Single by Amy Shark featuring Keith Urban

from the album Cry Forever
- Released: 19 February 2021
- Genre: Pop
- Length: 3:40
- Label: Wonderlick Entertainment; Sony Music Australia;
- Songwriters: Amy Shark, Ed Sheeran

Amy Shark singles chronology
| "All the Lies About Me" (2020) | "Love Songs Ain't for Us" (2021) | "Baby Steps" (2021) |

Keith Urban singles chronology
| "One Too Many" (2020) | "Love Songs Ain't for Us" (2021) | "Throw It Back" (2021) |

= Love Songs Ain't for Us =

"Love Songs Ain't for Us" is a song recorded by Australian singer-songwriter Amy Shark, featuring Keith Urban. The song was released on 19 February 2021 as the fourth single from Shark's second studio album, Cry Forever.

Shark recalls saying "Just before we started the writing session, Ed [Sheeran] asked me if I wrote songs about my man, I told him I do, but love songs aren't really for us. He then smiled and said 'ok that's what we'll do then'. I don't know why but I struggle to write straight forward love songs, the second they start sounding too lovey and gushy I tend to follow it up with a lyric that's semi sad or confronting. This song is as loved up as you'll get from me and I love it."

Speaking to Rolling Stone Australia, Shark explained that working with another artist is something which needs to feel "right" and "natural". Shark said "This particular song that he's on, it felt like it needed something, and when someone threw Keith Urban's name in, I was like, 'Oh my god, that's genius, and it's perfect!'... Once we sent it to him, he was just so stoked and more than happy to be involved, and just took the song to another level." "The song is so classy and timeless I needed to find a class act to join me. Keith is so professional and well respected around the world, so it was a no brainer".

At the 2021 ARIA Music Awards, the song was nominated for Song of the Year and the James Chappel directed video for Best Video.

At the APRA Music Awards of 2022, the song won Most Performed Country Work.

==Music video==
The music video for "Love Songs Ain't for Us" was directed by James Chappel and produced by Yiani Andrikidis. It premiered on 19 February 2021.

==Reception==
Women in Pop called the song "A gorgeous, tender ballad with country vibes... [which] showcases Shark's remarkable, emotive voice with little more than a gentle guitar and piano backing up her".

Tyler Jenke from Rolling Stone Australia described the song as "A smooth pop track which, while not full of the same outwardly anthemic qualities as previous tracks, revels in the quiet intensity, utilising the sort of country influences only someone like Keith Urban can add to the mix."

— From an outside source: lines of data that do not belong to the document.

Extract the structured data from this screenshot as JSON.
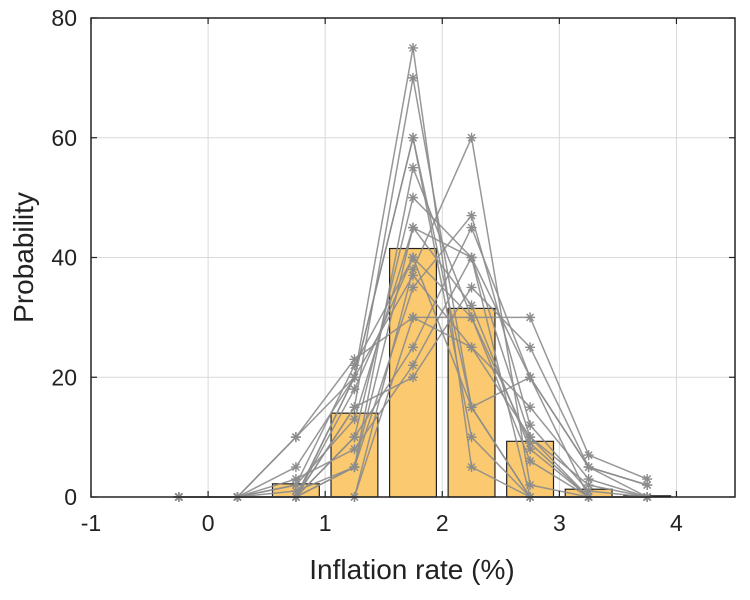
{
  "chart_data": {
    "type": "bar",
    "xlabel": "Inflation rate (%)",
    "ylabel": "Probability",
    "xlim": [
      -1,
      4.5
    ],
    "ylim": [
      0,
      80
    ],
    "xticks": [
      "-1",
      "0",
      "1",
      "2",
      "3",
      "4"
    ],
    "yticks": [
      "0",
      "20",
      "40",
      "60",
      "80"
    ],
    "grid": true,
    "bar_color": "#fbc96f",
    "line_color": "#8c8c8c",
    "bars": {
      "x": [
        0.75,
        1.25,
        1.75,
        2.25,
        2.75,
        3.25,
        3.75
      ],
      "values": [
        2.2,
        14,
        41.5,
        31.5,
        9.3,
        1.3,
        0.2
      ]
    },
    "series_x": [
      -0.25,
      0.25,
      0.75,
      1.25,
      1.75,
      2.25,
      2.75,
      3.25,
      3.75
    ],
    "series": [
      {
        "values": [
          0,
          0,
          0,
          20,
          75,
          5,
          0,
          0,
          0
        ]
      },
      {
        "values": [
          0,
          0,
          0,
          15,
          70,
          15,
          0,
          0,
          0
        ]
      },
      {
        "values": [
          0,
          0,
          10,
          20,
          60,
          10,
          0,
          0,
          0
        ]
      },
      {
        "values": [
          0,
          0,
          5,
          20,
          60,
          15,
          0,
          0,
          0
        ]
      },
      {
        "values": [
          0,
          0,
          0,
          10,
          50,
          40,
          0,
          0,
          0
        ]
      },
      {
        "values": [
          0,
          0,
          0,
          5,
          45,
          40,
          10,
          0,
          0
        ]
      },
      {
        "values": [
          0,
          0,
          2,
          22,
          40,
          30,
          6,
          0,
          0
        ]
      },
      {
        "values": [
          0,
          0,
          0,
          0,
          38,
          60,
          2,
          0,
          0
        ]
      },
      {
        "values": [
          0,
          0,
          0,
          5,
          35,
          47,
          12,
          1,
          0
        ]
      },
      {
        "values": [
          0,
          0,
          10,
          23,
          30,
          25,
          10,
          2,
          0
        ]
      },
      {
        "values": [
          0,
          0,
          0,
          10,
          25,
          45,
          20,
          0,
          0
        ]
      },
      {
        "values": [
          0,
          0,
          0,
          15,
          20,
          35,
          25,
          5,
          0
        ]
      },
      {
        "values": [
          0,
          0,
          0,
          0,
          30,
          30,
          30,
          7,
          3
        ]
      },
      {
        "values": [
          0,
          0,
          0,
          20,
          37,
          25,
          15,
          3,
          0
        ]
      },
      {
        "values": [
          0,
          0,
          2,
          13,
          45,
          32,
          8,
          0,
          0
        ]
      },
      {
        "values": [
          0,
          0,
          0,
          18,
          40,
          15,
          20,
          5,
          2
        ]
      },
      {
        "values": [
          0,
          0,
          1,
          5,
          55,
          30,
          9,
          0,
          0
        ]
      },
      {
        "values": [
          0,
          0,
          3,
          8,
          22,
          40,
          20,
          5,
          2
        ]
      }
    ]
  }
}
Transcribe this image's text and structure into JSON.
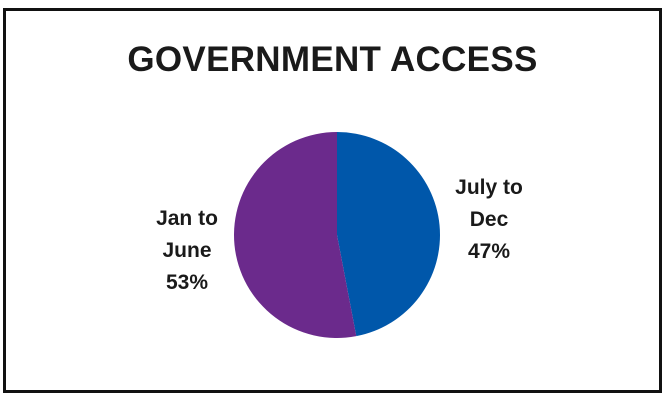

Laura English from Music Feeds said "The song is light on production and gentle with the instrumentals it introduces. It's carried by Shark and Urban's voices in a really lovely way."

==Charts==

===Weekly charts===

Weekly chart performance for "Love Songs Ain't for Us"
| Chart (2021) | Peak position |
|---|---|
| Australia (ARIA) | 22 |
| Australia Country Hot 50 (TMN) | 1 |
| New Zealand Hot Singles (RMNZ) | 11 |

===Year-end charts===

Year-end chart performance for "Love Songs Ain't for Us"
| Chart (2021) | Position |
|---|---|
| Australia (ARIA) | 93 |

==Certification==

| Region | Certification | Certified units/sales |
| Australia (ARIA) | Platinum | 70,000^{‡} |
^{‡} Sales+streaming figures based on certification alone.